39 - Pesadelo

 

 

Eu disse a Renata que tinha muito dever de casa para fazer e não queria jantar. Mentira que se ela me conhecesse bem, saberia que eu nunca perderia um jantar para fazer tarefa de aula. Mas ela aceitou aquilo numa boa, ficando até feliz com a dedicação do seu "filhinho". Pelo menos hoje eu não me importava com os apelidinhos dela.

Alguma coisa rodava em minha cabeça. Algo muito irreal. Estranho, na verdade. Comecei a bloquear os pensamentos. Me joguei na minha cama colocando o travesseiro em minha cabeça, fechei os olhos com força e lutei para não pensar... Até que, finalmente, dormi.

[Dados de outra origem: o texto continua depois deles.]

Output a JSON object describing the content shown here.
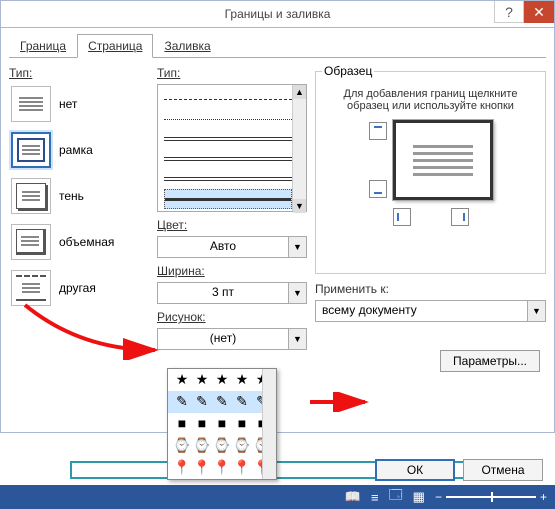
{
  "title": "Границы и заливка",
  "tabs": {
    "border": "Граница",
    "page": "Страница",
    "fill": "Заливка"
  },
  "labels": {
    "type": "Тип:",
    "type2": "Тип:",
    "color": "Цвет:",
    "width": "Ширина:",
    "art": "Рисунок:",
    "sample": "Образец",
    "sample_hint": "Для добавления границ щелкните образец или используйте кнопки",
    "apply_to": "Применить к:"
  },
  "types": {
    "none": "нет",
    "box": "рамка",
    "shadow": "тень",
    "threeD": "объемная",
    "custom": "другая"
  },
  "color_value": "Авто",
  "width_value": "3 пт",
  "art_value": "(нет)",
  "apply_value": "всему документу",
  "buttons": {
    "params": "Параметры...",
    "ok": "ОК",
    "cancel": "Отмена"
  },
  "art_dropdown": {
    "rows": [
      {
        "glyph": "★",
        "selected": false
      },
      {
        "glyph": "✎",
        "selected": true
      },
      {
        "glyph": "■",
        "selected": false
      },
      {
        "glyph": "⌚",
        "selected": false
      },
      {
        "glyph": "📍",
        "selected": false
      }
    ]
  },
  "statusbar": {
    "icons": [
      "📖",
      "≡",
      "🗔",
      "▦"
    ],
    "minus": "−",
    "plus": "+"
  }
}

Abri os olhos para um lugar familiar. Reconheci a luz verde da floresta. Eu podia ouvir as ondas quebrando nas pedras em algum lugar por perto. Sabia que se achasse o mar, poderia ver o sol. Tentava seguir o som, mas então, Julia Galibi estava ali, e ela me puxava para a parte mais escura da floresta.

"Julia? Qual é o seu problema?", perguntei. O rosto dela estava assustado, enquanto ela me puxava com força e eu resistia. Eu não queria ir para a escuridão.

"Corre, Edu, você tem que correr!", sussurrou ela, apavorada.

"Por quê?", perguntei, ainda tentando me libertar de Julia. Eu queria ir para o sol.

Mas Julia soltou minha mãe e gritou, tremendo de repente, caindo no chão escuro da floresta. Ela se contorceu no chão, me olhando com pavor. Fiquei sem reação.

"Julia?", gritei. Mas ela se fora. No lugar dela havia um lobo grande e castanho-avermelhado de olhos negros. O lobo desviou sua atenção de mim e apontou com o focinho para frente, seu pelo eriçado nos ombros, grunhindo baixo por entre as presas à mostra.

Notei uma luz que vinha da praia na minha direção.

E depois Clara saiu das árvores, a pele brilhando um pouco, os olhos verdes escuros e perigosos. Ergueu uma das mãos e acenou para que eu fosse com ela. O lobo ao meu lado grunhiu.

Dei um passo à frente, para Clara. Ela sorriu e seus dentes eram afiados e pontudos.

"Confie em mim", sussurrou ela.

Dei outro passo.

O lobo se atirou no espaço entre mim e ela, as presas mirando a jugular dele.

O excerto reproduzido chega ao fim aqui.